On m'avait demandé si j'avais des envies de scarification.
J'avais du poser la question :
c'est quoi la scarification ?
On m'avait expliqué. C'est quand la douleur intérieure est si puissante qu'on cherche à la soulager en se blessant â la surface.
C'est écrire sur sa peau ses idées noires et faire saigner son corps avec les griffes de son coeur.
J'avais donc compris pourquoi Pauline et Cynthia cachaient leurs avant-bras même quand il faisait chaud.
Les filles restent des heures parfois à choisir un filtre sur Instagram. Elles hésitent mille ans. C'est toujours trop ceci ou pas assez ça. Ça n'est jamais bien, jamais ''assez mieux'' que la photo originale. Elles sont fatiguées, elles aussi, je m'en rend bien compte. Puis elles ont peur. Chaque selfie qu'elles publient sur leur profil est peut-être celui qui leur fera subir l'humiliation suprême de n'être pas ''liké'', pas validée, par le tribunal virtuel de la beauté. Je n'ai même pas l'impression que les garçons trouvent ça particulièrement attirant. A mon avis ils en ont marre aussi de tout ce cirque. Ils sont bombardés d'images et de photos censées les exciter. Mais si ça se trouve ils doivent se forcer à aimer ça.
On ne peut pas raisonnablement vivre avec un corps aussi maigre que ça et presque transparent. Un corps qui donne l'impression à celui qui le regarde qu'il va se briser, partir en éclats, s'envoler. Un corps qui ne fait pas vraiment parti du monde des vivants. Au fond de moi je le savais.
(...)
Je ne voulais pas faire peur aux autres comme Jill me faisait peur.
C'était moi contre la vie.
Papa m'a serrée encore très fort dans ses bras, j'en avais presque mal. J'aurais préféré qu'il me tue et qu'on n'en parle plus.
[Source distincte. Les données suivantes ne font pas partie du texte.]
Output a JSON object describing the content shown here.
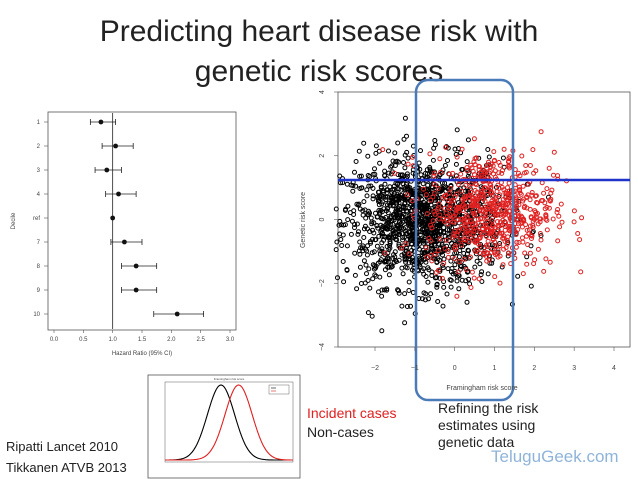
{
  "title_line1": "Predicting heart disease risk with",
  "title_line2": "genetic risk scores",
  "forest": {
    "ylabel": "Decile",
    "xlabel": "Hazard Ratio (95% CI)",
    "xticks": [
      "0.0",
      "0.5",
      "1.0",
      "1.5",
      "2.0",
      "2.5",
      "3.0"
    ]
  },
  "scatter": {
    "ylabel": "Genetic risk score",
    "xlabel": "Framingham risk score",
    "xticks": [
      "−2",
      "−1",
      "0",
      "1",
      "2",
      "3",
      "4"
    ],
    "yticks": [
      "−4",
      "−2",
      "0",
      "2",
      "4"
    ]
  },
  "density": {
    "title": "Framingham risk score"
  },
  "legend": {
    "incident": "Incident cases",
    "noncases": "Non-cases"
  },
  "note_right": [
    "Refining the risk",
    "estimates using",
    "genetic data"
  ],
  "citations": [
    "Ripatti Lancet 2010",
    "Tikkanen ATVB 2013"
  ],
  "brand": "TeluguGeek.com",
  "colors": {
    "incident": "#e02020",
    "noncase": "#000000",
    "line": "#1f33c9",
    "box": "#4a7ab8"
  },
  "chart_data": [
    {
      "type": "scatter",
      "subtype": "forest",
      "categories": [
        "1",
        "2",
        "3",
        "4",
        "ref",
        "7",
        "8",
        "9",
        "10"
      ],
      "estimate": [
        0.8,
        1.05,
        0.9,
        1.1,
        1.0,
        1.2,
        1.4,
        1.4,
        2.1
      ],
      "ci_low": [
        0.62,
        0.82,
        0.7,
        0.88,
        1.0,
        0.97,
        1.15,
        1.15,
        1.7
      ],
      "ci_high": [
        1.05,
        1.35,
        1.15,
        1.4,
        1.0,
        1.5,
        1.75,
        1.75,
        2.55
      ],
      "xlabel": "Hazard Ratio (95% CI)",
      "ylabel": "Decile",
      "xlim": [
        0.0,
        3.0
      ],
      "reference_line": 1.0
    },
    {
      "type": "scatter",
      "xlabel": "Framingham risk score",
      "ylabel": "Genetic risk score",
      "xlim": [
        -3,
        4.5
      ],
      "ylim": [
        -4,
        4
      ],
      "series": [
        {
          "name": "Non-cases",
          "color": "#000000",
          "center": [
            -0.8,
            -0.1
          ],
          "spread": [
            1.0,
            1.0
          ]
        },
        {
          "name": "Incident cases",
          "color": "#e02020",
          "center": [
            0.9,
            0.3
          ],
          "spread": [
            0.8,
            0.9
          ]
        }
      ],
      "horizontal_line_y": 1.2,
      "highlight_x_range": [
        -1.1,
        1.5
      ]
    },
    {
      "type": "line",
      "title": "Framingham risk score",
      "series": [
        {
          "name": "",
          "color": "#000000",
          "mean": -0.5,
          "sd": 0.85
        },
        {
          "name": "",
          "color": "#e02020",
          "mean": 0.6,
          "sd": 0.85
        }
      ],
      "xlim": [
        -4,
        4
      ]
    }
  ]
}
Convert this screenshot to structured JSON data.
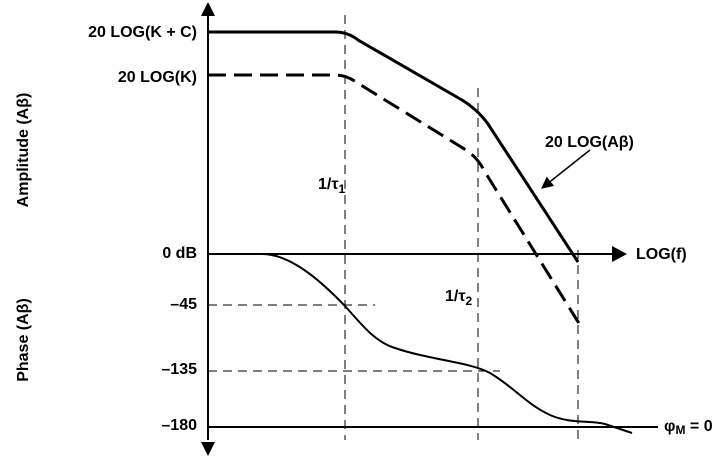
{
  "labels": {
    "k_plus_c": "20 LOG(K + C)",
    "k": "20 LOG(K)",
    "amplitude_axis": "Amplitude (Aβ)",
    "phase_axis": "Phase (Aβ)",
    "tau1": {
      "text": "1/τ",
      "sub": "1"
    },
    "tau2": {
      "text": "1/τ",
      "sub": "2"
    },
    "curve": "20 LOG(Aβ)",
    "zero_db": "0 dB",
    "freq_axis": "LOG(f)",
    "phase_45": "–45",
    "phase_135": "–135",
    "phase_180": "–180",
    "margin": {
      "text": "φ",
      "sub": "M",
      "rest": " = 0"
    }
  }
}
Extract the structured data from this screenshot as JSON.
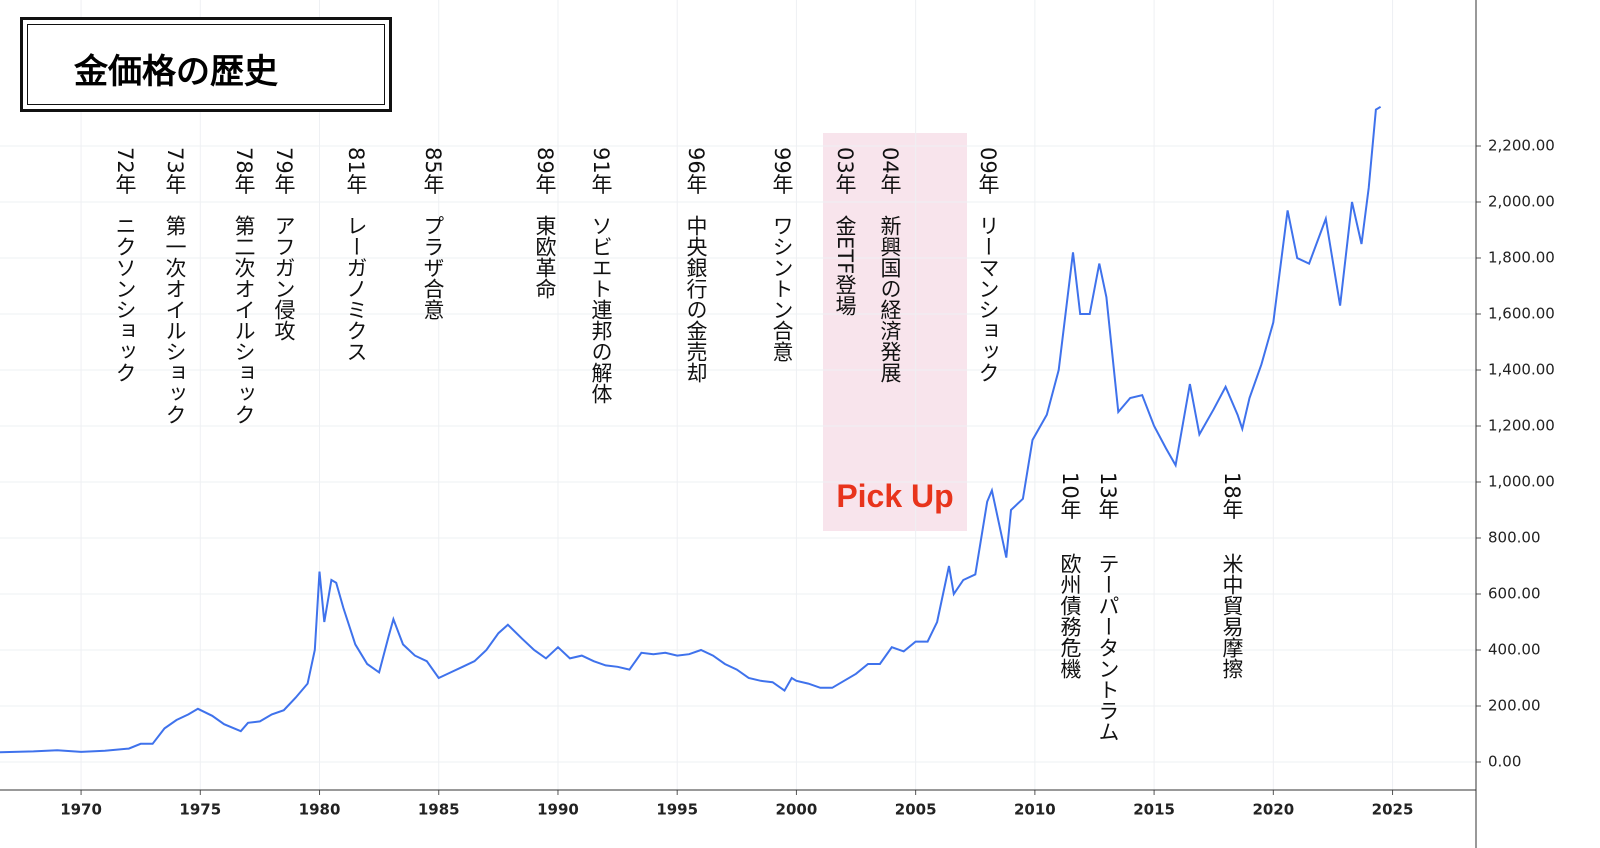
{
  "chart_data": {
    "type": "line",
    "title": "金価格の歴史",
    "x": [
      1966.6,
      1968,
      1969,
      1970,
      1971,
      1972,
      1972.5,
      1973,
      1973.5,
      1974,
      1974.5,
      1974.9,
      1975.5,
      1976,
      1976.7,
      1977,
      1977.5,
      1978,
      1978.5,
      1979,
      1979.5,
      1979.8,
      1980,
      1980.2,
      1980.5,
      1980.7,
      1981,
      1981.5,
      1982,
      1982.5,
      1982.9,
      1983.1,
      1983.5,
      1984,
      1984.5,
      1985,
      1985.5,
      1986,
      1986.5,
      1987,
      1987.5,
      1987.9,
      1988.5,
      1989,
      1989.5,
      1990,
      1990.5,
      1991,
      1991.5,
      1992,
      1992.5,
      1993,
      1993.5,
      1994,
      1994.5,
      1995,
      1995.5,
      1996,
      1996.5,
      1997,
      1997.5,
      1998,
      1998.5,
      1999,
      1999.5,
      1999.8,
      2000,
      2000.5,
      2001,
      2001.5,
      2002,
      2002.5,
      2003,
      2003.5,
      2004,
      2004.5,
      2005,
      2005.5,
      2005.9,
      2006.4,
      2006.6,
      2007,
      2007.5,
      2008,
      2008.2,
      2008.8,
      2009,
      2009.5,
      2009.9,
      2010.5,
      2011,
      2011.6,
      2011.9,
      2012.3,
      2012.7,
      2013,
      2013.5,
      2014,
      2014.5,
      2015,
      2015.5,
      2015.9,
      2016.5,
      2016.9,
      2017.5,
      2018,
      2018.5,
      2018.7,
      2019,
      2019.5,
      2020,
      2020.6,
      2021,
      2021.5,
      2022.2,
      2022.8,
      2023.3,
      2023.7,
      2024,
      2024.3,
      2024.5
    ],
    "values": [
      35,
      38,
      42,
      36,
      40,
      48,
      65,
      65,
      120,
      150,
      170,
      190,
      165,
      135,
      110,
      140,
      145,
      170,
      185,
      230,
      280,
      400,
      680,
      500,
      650,
      640,
      550,
      420,
      350,
      320,
      450,
      510,
      420,
      380,
      360,
      300,
      320,
      340,
      360,
      400,
      460,
      490,
      440,
      400,
      370,
      410,
      370,
      380,
      360,
      345,
      340,
      330,
      390,
      385,
      390,
      380,
      385,
      400,
      380,
      350,
      330,
      300,
      290,
      285,
      255,
      300,
      290,
      280,
      265,
      265,
      290,
      315,
      350,
      350,
      410,
      395,
      430,
      430,
      500,
      700,
      600,
      650,
      670,
      930,
      970,
      730,
      900,
      940,
      1150,
      1240,
      1400,
      1820,
      1600,
      1600,
      1780,
      1660,
      1250,
      1300,
      1310,
      1200,
      1120,
      1060,
      1350,
      1170,
      1260,
      1340,
      1240,
      1190,
      1300,
      1420,
      1570,
      1970,
      1800,
      1780,
      1940,
      1630,
      2000,
      1850,
      2050,
      2330,
      2340
    ],
    "color": "#3f72ec",
    "xlim": [
      1966.6,
      2028.5
    ],
    "xticks": [
      1970,
      1975,
      1980,
      1985,
      1990,
      1995,
      2000,
      2005,
      2010,
      2015,
      2020,
      2025
    ],
    "ylim": [
      -100,
      2700
    ],
    "yticks": [
      {
        "value": 0,
        "label": "0.00"
      },
      {
        "value": 200,
        "label": "200.00"
      },
      {
        "value": 400,
        "label": "400.00"
      },
      {
        "value": 600,
        "label": "600.00"
      },
      {
        "value": 800,
        "label": "800.00"
      },
      {
        "value": 1000,
        "label": "1,000.00"
      },
      {
        "value": 1200,
        "label": "1,200.00"
      },
      {
        "value": 1400,
        "label": "1,400.00"
      },
      {
        "value": 1600,
        "label": "1,600.00"
      },
      {
        "value": 1800,
        "label": "1,800.00"
      },
      {
        "value": 2000,
        "label": "2,000.00"
      },
      {
        "value": 2200,
        "label": "2,200.00"
      }
    ],
    "grid": true,
    "annotations": [
      {
        "year": "72年",
        "event": "ニクソンショック"
      },
      {
        "year": "73年",
        "event": "第一次オイルショック"
      },
      {
        "year": "78年",
        "event": "第二次オイルショック"
      },
      {
        "year": "79年",
        "event": "アフガン侵攻"
      },
      {
        "year": "81年",
        "event": "レーガノミクス"
      },
      {
        "year": "85年",
        "event": "プラザ合意"
      },
      {
        "year": "89年",
        "event": "東欧革命"
      },
      {
        "year": "91年",
        "event": "ソビエト連邦の解体"
      },
      {
        "year": "96年",
        "event": "中央銀行の金売却"
      },
      {
        "year": "99年",
        "event": "ワシントン合意"
      },
      {
        "year": "03年",
        "event": "金ETF登場"
      },
      {
        "year": "04年",
        "event": "新興国の経済発展"
      },
      {
        "year": "09年",
        "event": "リーマンショック"
      },
      {
        "year": "10年",
        "event": "欧州債務危機"
      },
      {
        "year": "13年",
        "event": "テーパータントラム"
      },
      {
        "year": "18年",
        "event": "米中貿易摩擦"
      }
    ],
    "highlight": "Pick Up"
  }
}
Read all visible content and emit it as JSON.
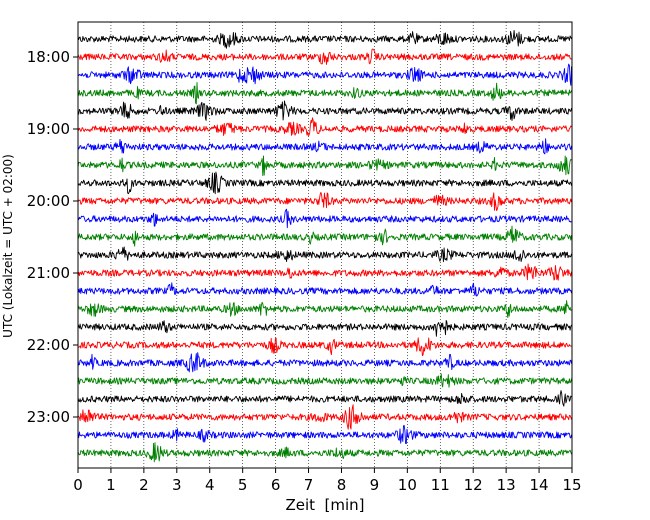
{
  "chart_data": {
    "type": "line",
    "subtype": "helicorder",
    "xlabel": "Zeit  [min]",
    "ylabel": "UTC (Lokalzeit = UTC + 02:00)",
    "xlim": [
      0,
      15
    ],
    "x_ticks": [
      0,
      1,
      2,
      3,
      4,
      5,
      6,
      7,
      8,
      9,
      10,
      11,
      12,
      13,
      14,
      15
    ],
    "x_tick_labels": [
      "0",
      "1",
      "2",
      "3",
      "4",
      "5",
      "6",
      "7",
      "8",
      "9",
      "10",
      "11",
      "12",
      "13",
      "14",
      "15"
    ],
    "y_tick_labels": [
      "18:00",
      "19:00",
      "20:00",
      "21:00",
      "22:00",
      "23:00"
    ],
    "row_minutes": 15,
    "trace_color_cycle": [
      "#000000",
      "#ff0000",
      "#0000ff",
      "#008000"
    ],
    "traces": [
      {
        "start": "17:45"
      },
      {
        "start": "18:00"
      },
      {
        "start": "18:15"
      },
      {
        "start": "18:30"
      },
      {
        "start": "18:45"
      },
      {
        "start": "19:00"
      },
      {
        "start": "19:15"
      },
      {
        "start": "19:30"
      },
      {
        "start": "19:45"
      },
      {
        "start": "20:00"
      },
      {
        "start": "20:15"
      },
      {
        "start": "20:30"
      },
      {
        "start": "20:45"
      },
      {
        "start": "21:00"
      },
      {
        "start": "21:15"
      },
      {
        "start": "21:30"
      },
      {
        "start": "21:45"
      },
      {
        "start": "22:00"
      },
      {
        "start": "22:15"
      },
      {
        "start": "22:30"
      },
      {
        "start": "22:45"
      },
      {
        "start": "23:00"
      },
      {
        "start": "23:15"
      },
      {
        "start": "23:30"
      }
    ],
    "vertical_grid": "dotted",
    "legend": "none"
  }
}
La vie, ce n'est pas passer son temps à prouver au reste du monde qu'on a plus de volonté que les autres et qu'on est cap' de se laisser mourir de faim. Le monde a autre chose à faire que de nous comprendre et de se montrer cool avec nous. Aimant, calme, empathique. Le monde, lui, veut vivre. Il ne nous attend pas.
J'avais souvent l'impression qu'avec les garçons, tout était moins compliqué. Ils pensaient moins à leur corps, moins à ce qu'ils allaient dire, moins à ce qu'on allait dire, moins à ce qu'on allait croire, à ce qu'on allait en penser. Je pensais qu'ils s'en fichaient des apparences. Peut-être que je me trompais.
"Tomber amoureuse."
C'est tout de même étrange comme expression, mais maintenant que je pensais l'avoir vécu, je crois que je la comprenais. En fait ça n'avait rien de si follement agréable, d'être amoureuse. Ça faisait mal aussi. Ça rendait triste, vulnérable, impuissant. On ne peut rien contre un sentiment amoureux. Il nous emporte comme une vague beaucoup trop haute pour nous. Et il s'abat brutalement sur nos têtes. D'un coup. Et alors, c'est fini, on n'a plus aucun pouvoir sur la situation.
On est tombé.
Amoureux.
Les larmes ont cela de bien qu'elles parlent d'elles-mêmes.
Maman, papa. Je ne voulais pas vous faire pleurer. Mais moi aussi je pleure, et moi aussi j'ai peur.